Das ändert sich erst um die Jahrtausendwende, und insbesondere Anfang der 2000er Jahre mit dem Namen Bireli Lagrene. Wie kein zweiter steht dieser für die Abwendung vom Klischee des „freud- und leidvoll musizierenden Flitzefingers“, als der er durch die großen Bühnen und TV-Studios der 80er gereicht wurde. Zurück aus den USA, wo er sich unbehaftet aller Klischees einen Namen als moderner Jazzmusiker erspielt, kehrt er 2001 mit seinem Gypsy Project zurück und wird vor allem in Frankreich zur Leitfigur einer neuen, moderneren Gypsy Swing-Kultur, die sowohl musikalisch als auch sozial aufgeschlossener ist, als dies in der zweiten Hälfte des 20. Jahrhunderts möglich war. Zahlreiche Kooperationen mit Jazzgrößen der Zeit, neues Songbook mit Pop und aktuelleren Jazz-Standards, und eine vollends ausgelebte solistische Freiheit machen ihn zum wichtigsten musikalischen Referenzpunkt des Genres seit Django Reinhardt. Dieses erlebt in der Folge eine Renaissance in Europa: Neben Bireli Lagrene aus Frankreich und Stochelo Rosenberg aus Holland, die schnell europaweit von sich Reden machen, sind es mit etwas zeitlichen Abstand im deutschsprachigen Raum insbesondere Diknu Schneeberger, Joscho Stephan und die Django Deluxe-Crew um Giovanni Weiss, die für eine neue Aufgeschlossenheit und Zugewandtheit im Gypsy Swing stehen. Dieser erreicht dadurch neue und größer Publikumsmilieus einerseits, und auch inspiriert vor allem auch andere Musikermilieus zur Auseinandersetzung mit der Musik Django Reinhardts (das Internet als Verbreitungsmedium tut hier sicherlich sein Übriges). Viele „Hot Club“-Ensembles zieren heute die Programmhefte der Kulturbühnen der Bundesrepublik, von solidem Kleinkunstniveau bis hin zu hoch respektablen Ensembles. Auf der anderen Seite steht ein neues Virtuosentum, unprätentiös und mondän, wie u.a. Antoine Boyer und Adrien Moignard, das sich auf die Gypsy Swing Tradition beruft aber auch in ganz andere Gefilde vorstößt; auch der Geiger und Gitarrist Sandro Roy ist hier zu nennen . Doch auch viele Festivals, Konzertreihen und Tributes europa- und gar weltweit zeugen von einer späten, aber stabilen Arriviertheit des Gypsy Swing im kulturellen Mainstream.

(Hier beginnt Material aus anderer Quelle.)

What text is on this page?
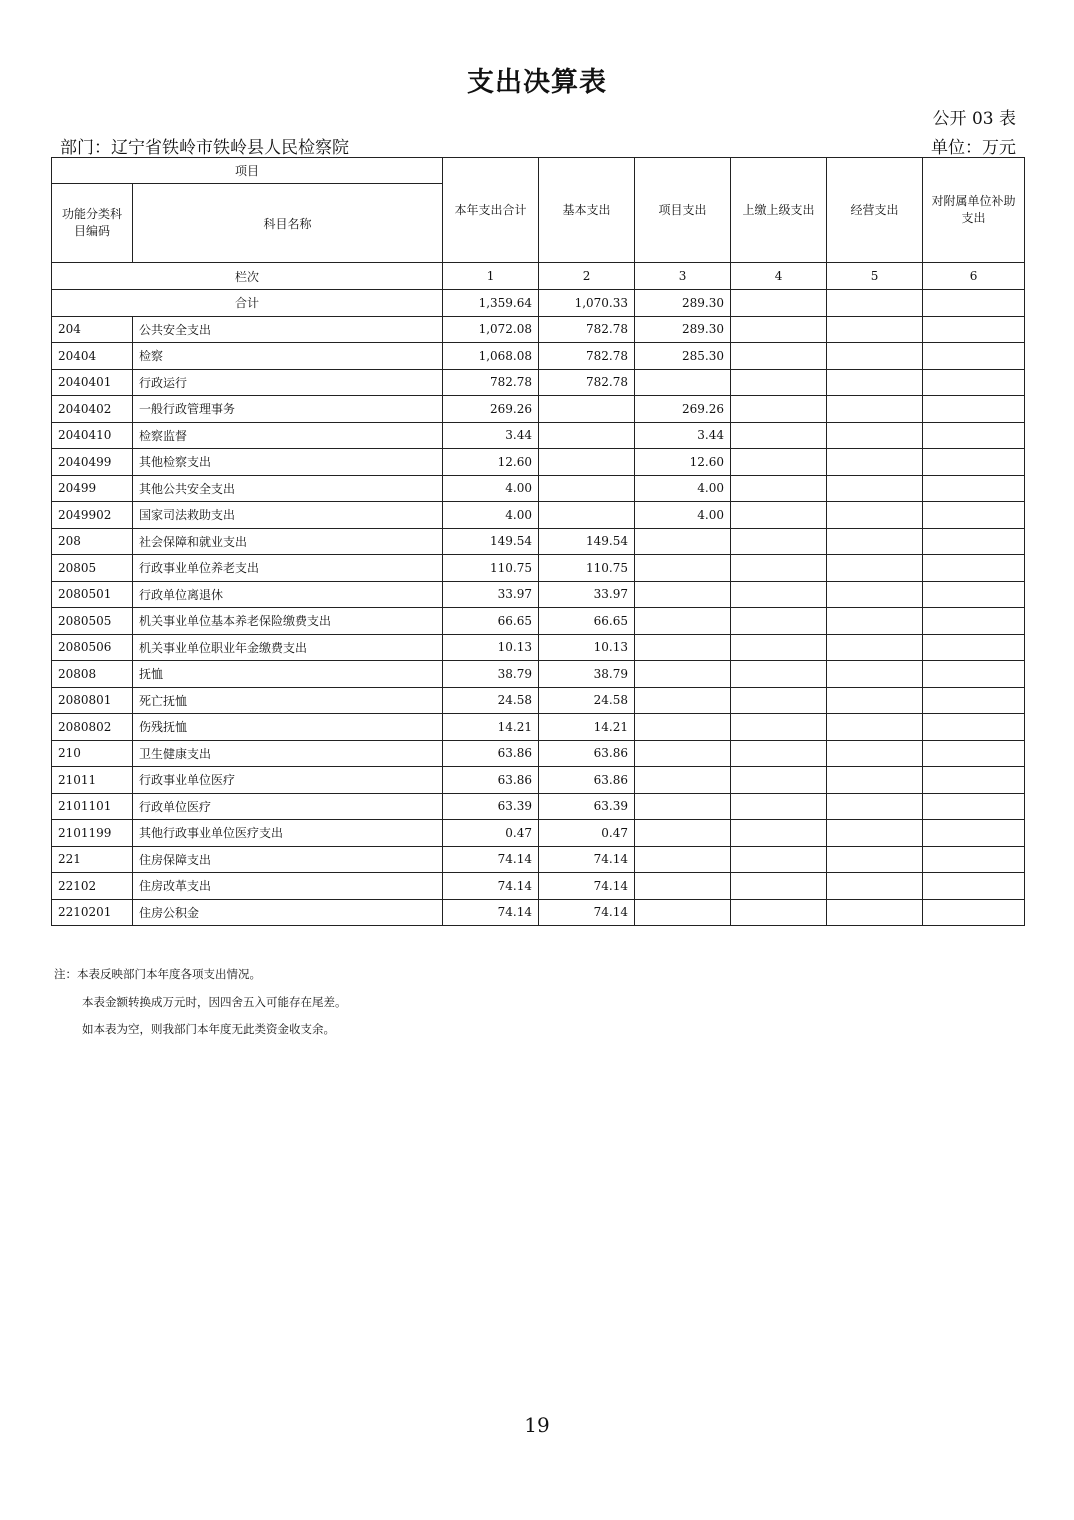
支出决算表
公开 03 表
部门：辽宁省铁岭市铁岭县人民检察院	单位：万元
项目		本年支出合计	基本支出	项目支出	上缴上级支出	经营支出	对附属单位补助支出
功能分类科目编码	科目名称						
栏次		1	2	3	4	5	6
合计		1,359.64	1,070.33	289.30			
204	公共安全支出	1,072.08	782.78	289.30			
20404	检察	1,068.08	782.78	285.30			
2040401	行政运行	782.78	782.78				
2040402	一般行政管理事务	269.26		269.26			
2040410	检察监督	3.44		3.44			
2040499	其他检察支出	12.60		12.60			
20499	其他公共安全支出	4.00		4.00			
2049902	国家司法救助支出	4.00		4.00			
208	社会保障和就业支出	149.54	149.54				
20805	行政事业单位养老支出	110.75	110.75				
2080501	行政单位离退休	33.97	33.97				
2080505	机关事业单位基本养老保险缴费支出	66.65	66.65				
2080506	机关事业单位职业年金缴费支出	10.13	10.13				
20808	抚恤	38.79	38.79				
2080801	死亡抚恤	24.58	24.58				
2080802	伤残抚恤	14.21	14.21				
210	卫生健康支出	63.86	63.86				
21011	行政事业单位医疗	63.86	63.86				
2101101	行政单位医疗	63.39	63.39				
2101199	其他行政事业单位医疗支出	0.47	0.47				
221	住房保障支出	74.14	74.14				
22102	住房改革支出	74.14	74.14				
2210201	住房公积金	74.14	74.14				
注：本表反映部门本年度各项支出情况。
本表金额转换成万元时，因四舍五入可能存在尾差。
如本表为空，则我部门本年度无此类资金收支余。
19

Es kann sich heute lohnen, von Gypsy Jazz zu sprechen, wenn man damit den Prozess in den Vordergrund stellen möchte, in dem sich dieser Musikstil von vielen folkloristischen Einlassungen der Nachkriegszeit emanzipiert hat, und in der Folge neu auf diese zugehen kann: Die Kompositionen des Swing Tzigane aus Frankreich, genauso wie die großen deutschen Sinti-Komponisten, stoßen gerade bei jungen Spielern des Genres wieder auf großes Interesse. Die Musik Django Reinhardts steht allemal Pate für diese Entwicklung; jene musikalische Ausdrucksform mithin, die im Pariser Spätsommer 1934 erstmals auf Band festgehalten wurde und die 90 Jahre später zu einem genuin europäischen, schicht- und länderübergreifend geteilten Erbe geworden ist; eine Erbe, das wir mit Stolz und Respekt auch hier bei uns in München antreten.
Daniel Fischer, August 2024.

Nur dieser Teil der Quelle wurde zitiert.